What are some of the major findings with brain waves and genetic factors from the COGA study?

  • Significant linkage for EEG fast brain waves and GABRA2 on chromosome 4 also associated with AUD and related disorders was found (Porjesz et al., 2002; Edenberg et al., 2004).
  • Significant linkage and association with GABRA2 and interhemispheric theta coherence, which refers to synchronized brain activity between brain regions in slow waves (3-7 Hz) was also reported (Porjesz and Rangaswamy, 2007; Rangaswamy and Porjesz, 2008).
  • We also reported significant linkage between the theta and delta (1-3 Hz) oscillations underlying P300 to target images and CHRM2 on chromosome 7, which we found is also associated with AUD and related disorders (Porjesz and Rangaswamy, 2007; Rangaswamy and Porjesz, 2008).
  • A genome-wide association study (GWAS) of brain functioning measured by theta wave activity during a target-detection task identified the role of genetic variants in KCNJ6 gene on chromosome 21 (Kang et al., 2012).
  • Another GWAS study by COGA identified the role of genetic variants on chromosome 3 in regulating fast beta waves and alcohol use behavior (Meyers et al., 2017).

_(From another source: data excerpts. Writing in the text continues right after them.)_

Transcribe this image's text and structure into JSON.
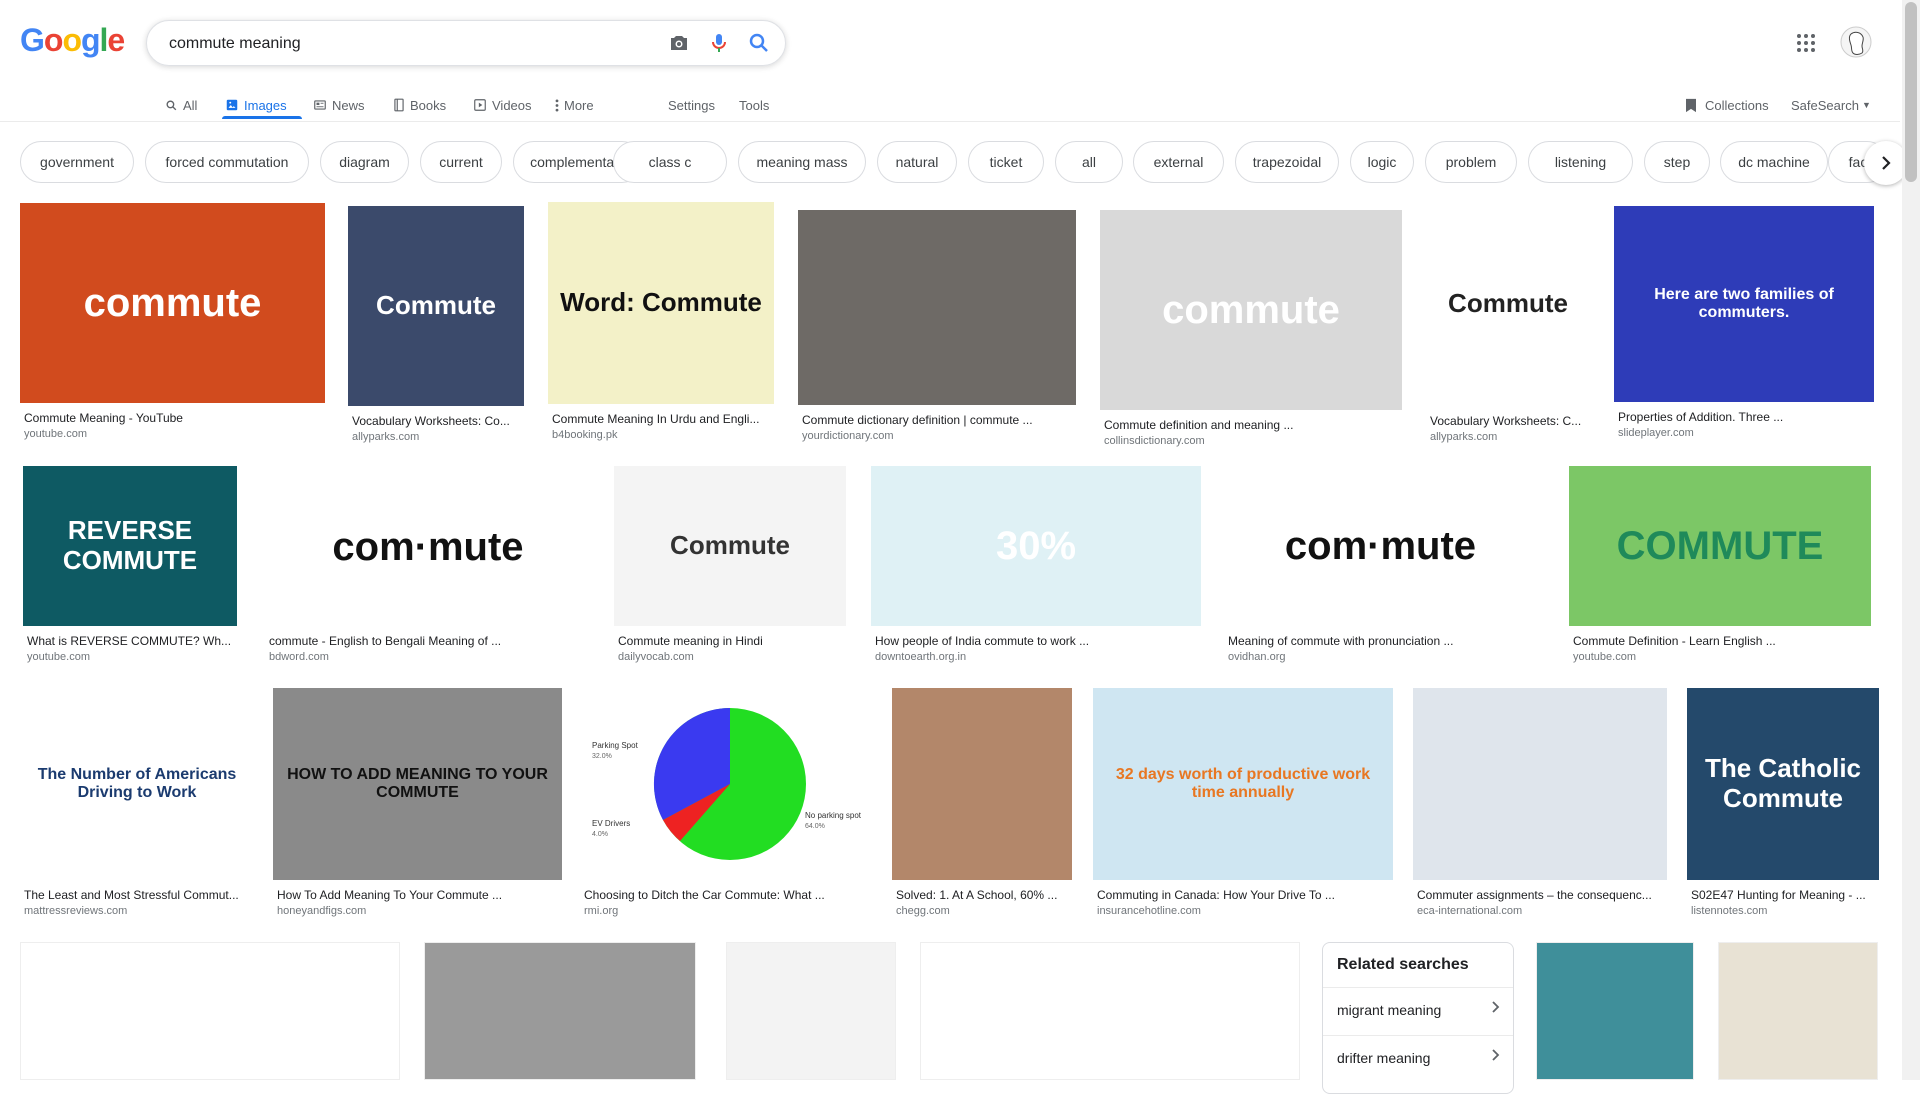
{
  "header": {
    "logo_letters": [
      {
        "ch": "G",
        "color": "#4285f4"
      },
      {
        "ch": "o",
        "color": "#ea4335"
      },
      {
        "ch": "o",
        "color": "#fbbc05"
      },
      {
        "ch": "g",
        "color": "#4285f4"
      },
      {
        "ch": "l",
        "color": "#34a853"
      },
      {
        "ch": "e",
        "color": "#ea4335"
      }
    ],
    "query": "commute meaning",
    "apps_icon": "apps-grid-icon",
    "avatar_icon": "account-avatar-icon"
  },
  "tabs": {
    "all": "All",
    "images": "Images",
    "news": "News",
    "books": "Books",
    "videos": "Videos",
    "more": "More",
    "settings": "Settings",
    "tools": "Tools",
    "collections": "Collections",
    "safesearch": "SafeSearch"
  },
  "chips": [
    "government",
    "forced commutation",
    "diagram",
    "current",
    "complementary",
    "class c",
    "meaning mass",
    "natural",
    "ticket",
    "all",
    "external",
    "trapezoidal",
    "logic",
    "problem",
    "listening",
    "step",
    "dc machine",
    "fac"
  ],
  "results": [
    {
      "title": "Commute Meaning - YouTube",
      "source": "youtube.com",
      "thumb_text": "commute",
      "bg": "#d14b1e",
      "fg": "#ffffff"
    },
    {
      "title": "Vocabulary Worksheets: Co...",
      "source": "allyparks.com",
      "thumb_text": "Commute",
      "bg": "#3b4a6b",
      "fg": "#ffffff"
    },
    {
      "title": "Commute Meaning In Urdu and Engli...",
      "source": "b4booking.pk",
      "thumb_text": "Word: Commute",
      "bg": "#f3f1c8",
      "fg": "#111111"
    },
    {
      "title": "Commute dictionary definition | commute ...",
      "source": "yourdictionary.com",
      "thumb_text": "",
      "bg": "#6e6a66",
      "fg": "#ffffff"
    },
    {
      "title": "Commute definition and meaning ...",
      "source": "collinsdictionary.com",
      "thumb_text": "commute",
      "bg": "#d9d9d9",
      "fg": "#ffffff"
    },
    {
      "title": "Vocabulary Worksheets: C...",
      "source": "allyparks.com",
      "thumb_text": "Commute",
      "bg": "#ffffff",
      "fg": "#222222"
    },
    {
      "title": "Properties of Addition. Three ...",
      "source": "slideplayer.com",
      "thumb_text": "Here are two families of commuters.",
      "bg": "#2e3cb8",
      "fg": "#ffffff"
    },
    {
      "title": "What is REVERSE COMMUTE? Wh...",
      "source": "youtube.com",
      "thumb_text": "REVERSE COMMUTE",
      "bg": "#0e5a63",
      "fg": "#ffffff"
    },
    {
      "title": "commute - English to Bengali Meaning of ...",
      "source": "bdword.com",
      "thumb_text": "com·mute",
      "bg": "#ffffff",
      "fg": "#111111"
    },
    {
      "title": "Commute meaning in Hindi",
      "source": "dailyvocab.com",
      "thumb_text": "Commute",
      "bg": "#f4f4f4",
      "fg": "#333333"
    },
    {
      "title": "How people of India commute to work ...",
      "source": "downtoearth.org.in",
      "thumb_text": "30%",
      "bg": "#dff1f5",
      "fg": "#ffffff"
    },
    {
      "title": "Meaning of commute with pronunciation ...",
      "source": "ovidhan.org",
      "thumb_text": "com·mute",
      "bg": "#ffffff",
      "fg": "#111111"
    },
    {
      "title": "Commute Definition - Learn English ...",
      "source": "youtube.com",
      "thumb_text": "COMMUTE",
      "bg": "#7cc766",
      "fg": "#1f8a5a"
    },
    {
      "title": "The Least and Most Stressful Commut...",
      "source": "mattressreviews.com",
      "thumb_text": "The Number of Americans Driving to Work",
      "bg": "#ffffff",
      "fg": "#1b3b6f"
    },
    {
      "title": "How To Add Meaning To Your Commute ...",
      "source": "honeyandfigs.com",
      "thumb_text": "HOW TO ADD MEANING TO YOUR COMMUTE",
      "bg": "#8a8a8a",
      "fg": "#111111"
    },
    {
      "title": "Choosing to Ditch the Car Commute: What ...",
      "source": "rmi.org",
      "thumb_text": "",
      "bg": "#ffffff",
      "fg": "#111111"
    },
    {
      "title": "Solved: 1. At A School, 60% ...",
      "source": "chegg.com",
      "thumb_text": "",
      "bg": "#b3876a",
      "fg": "#3a2a20"
    },
    {
      "title": "Commuting in Canada: How Your Drive To ...",
      "source": "insurancehotline.com",
      "thumb_text": "32 days worth of productive work time annually",
      "bg": "#cfe6f2",
      "fg": "#e87722"
    },
    {
      "title": "Commuter assignments – the consequenc...",
      "source": "eca-international.com",
      "thumb_text": "",
      "bg": "#dfe5ec",
      "fg": "#333333"
    },
    {
      "title": "S02E47 Hunting for Meaning - ...",
      "source": "listennotes.com",
      "thumb_text": "The Catholic Commute",
      "bg": "#24496b",
      "fg": "#ffffff"
    }
  ],
  "pie_labels": {
    "parking": "Parking Spot",
    "parking_pct": "32.0%",
    "ev": "EV Drivers",
    "ev_pct": "4.0%",
    "noparking": "No parking spot",
    "noparking_pct": "64.0%"
  },
  "related": {
    "title": "Related searches",
    "items": [
      "migrant meaning",
      "drifter meaning"
    ]
  },
  "colors": {
    "accent": "#1a73e8",
    "muted": "#70757a",
    "border": "#dadce0"
  }
}
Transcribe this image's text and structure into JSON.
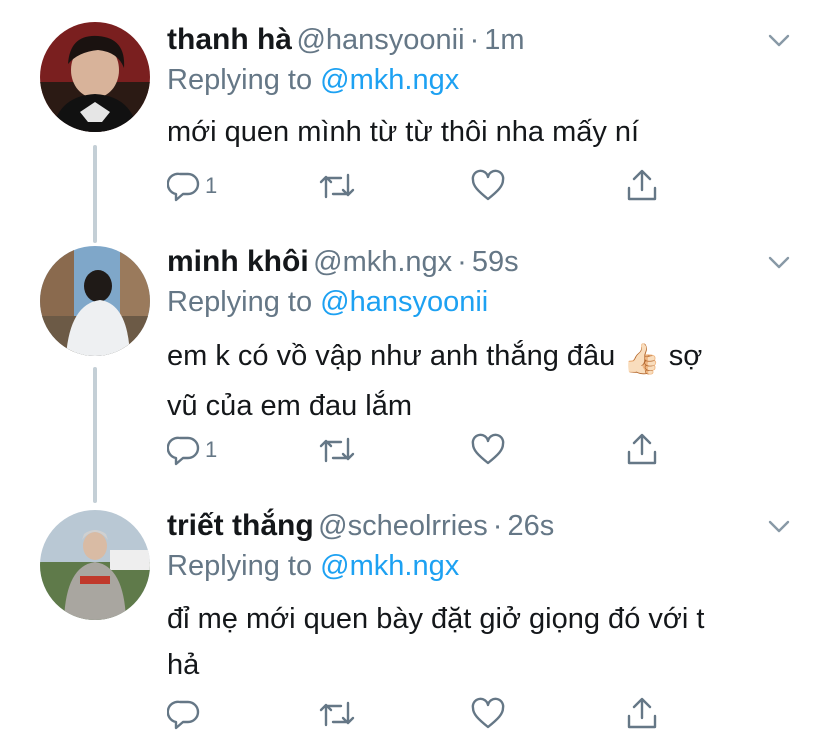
{
  "tweets": [
    {
      "name": "thanh hà",
      "handle": "@hansyoonii",
      "time": "1m",
      "replying_prefix": "Replying to",
      "replying_to": "@mkh.ngx",
      "text": "mới quen mình từ từ thôi nha mấy ní",
      "reply_count": "1",
      "avatar": "avatar-thanh-ha"
    },
    {
      "name": "minh khôi",
      "handle": "@mkh.ngx",
      "time": "59s",
      "replying_prefix": "Replying to",
      "replying_to": "@hansyoonii",
      "text_line1": "em k có vồ vập như anh thắng đâu",
      "emoji": "👍🏻",
      "text_line1_end": "sợ",
      "text_line2": "vũ của em đau lắm",
      "reply_count": "1",
      "avatar": "avatar-minh-khoi"
    },
    {
      "name": "triết thắng",
      "handle": "@scheolrries",
      "time": "26s",
      "replying_prefix": "Replying to",
      "replying_to": "@mkh.ngx",
      "text_line1": "đỉ mẹ mới quen bày đặt giở giọng đó với t",
      "text_line2": "hả",
      "reply_count": "",
      "avatar": "avatar-triet-thang"
    }
  ],
  "icons": [
    "reply-icon",
    "retweet-icon",
    "like-icon",
    "share-icon",
    "chevron-down-icon"
  ],
  "colors": {
    "name": "#14171a",
    "secondary": "#657786",
    "mention": "#1da1f2",
    "thread_line": "#c4cfd6"
  }
}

  • A recent GWAS study identified genetic variants on chromosome 18 that were involved in regulating neural communication (theta wave connectivity) and alcohol use behavior, potentially via dysregulated myelination (Meyers et al., 2020).
  • Using polygenic risk scores (PRS), genetic risk factors in the cholinergic system were found to influence brain development of brain wave patterns and neural communication during adolescence and young adulthood (Meyers et al., 2019b).